9 reasons why most Indians don’t invest in stocks

Indians consider the stock market as a considerably riskier avenue of investment. According to research, only 3% of Indians invest in equities as compared to 55% in the US and 12.7% in China. This can primarily be attributed to the fact that equity investments, when compared to other asset classes, are more volatile and carry a greater level of risk. Some of the other reasons are listed below:

  1. Lack of market knowledge/expertise

Investors avoid the stock market because they have little or no knowledge of it. However, increasingly now, there are several helpful resources online, including financial publications and personal finance platforms where individuals can gain the necessary knowledge to begin investing. 

  1. Investment myths

There have been numerous investment myths going around for a long time. For instance, one needs to be extremely intelligent or lucky to succeed with stocks, or one cannot invest with their judgement. These are myths, and the truth is, anyone can invest in stock markets.

  1. Lack of funds

Investors frequently keep themselves away from the stock market due to a lack of funds. It is a prevalent misconception that investing in stocks requires a large sum of money. However, if you conduct your research and then buy into a company, you can start with an amount as little as Rs. 100.

  1. No adequate support

There were no formal certifications or educational venues to get oneself acquainted with the stock market. Today, with so many online courses available, this challenge too can be overcome. There is also the alternative of consulting a financial expert if one does not have the time to equip themselves with all the required knowledge. 

  1. Lack of patience

Most people feel that it is a place where they can make quick money. Investors who lack patience are more likely to initiate or exit a trade at the wrong time. Such hasty decisions usually work against them. As the adage goes, it’s the time in the market that pays and not ‘timing the market’.

  1. Investing the conventional way

Traditional assets such as bank fixed deposits and gold, when compared to stock markets, provide guaranteed returns, in the long term. People do not have the time to research a stock and make appropriate investments. 

  1. Prior experience

Previous experiences of loss in the stock market hinder future investments. Suppose an investor in the past lost money in the stock market due to bad investments, they are likely to avoid future investments. Rather than investigating the reasons for failure, the investor will prefer to stay away and make other investments.

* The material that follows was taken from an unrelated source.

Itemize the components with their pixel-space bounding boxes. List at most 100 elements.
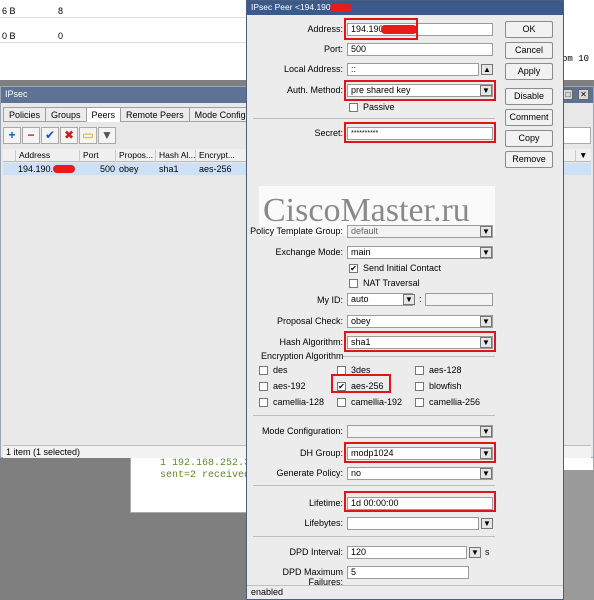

  1. Lack of risk appetite or risk tolerance

Indians are essentially a close-knit society, where many family members depend on a single earning member. This impacts an investor’s risk appetite and tolerance, and they may not want to put their earnings into instruments where capital appreciation is not guaranteed.

  1. Financial security of investments

Due to scams, people are dissuaded by stock markets and remain wary of market investments. However, the Securities and Exchange Board of India (SEBI) has emerged as a strong market regulator, and scams have been brought under control.


There is a significant gap between Indian stock markets and Indian investors today due to the reasons mentioned above. However, with the right resources, and some patience, anyone can find investing in stock markets fruitful. In fact, the country has been seeing a shift lately. As per SBI’s recent report, ‘‘The number of individual investors in the market has increased by a whopping 142 lakh in FY21.’’ The percentage of population investing in stock market in India is rising. And with the right guidance, you too can be one of them and tap into the stock market’s vast potential.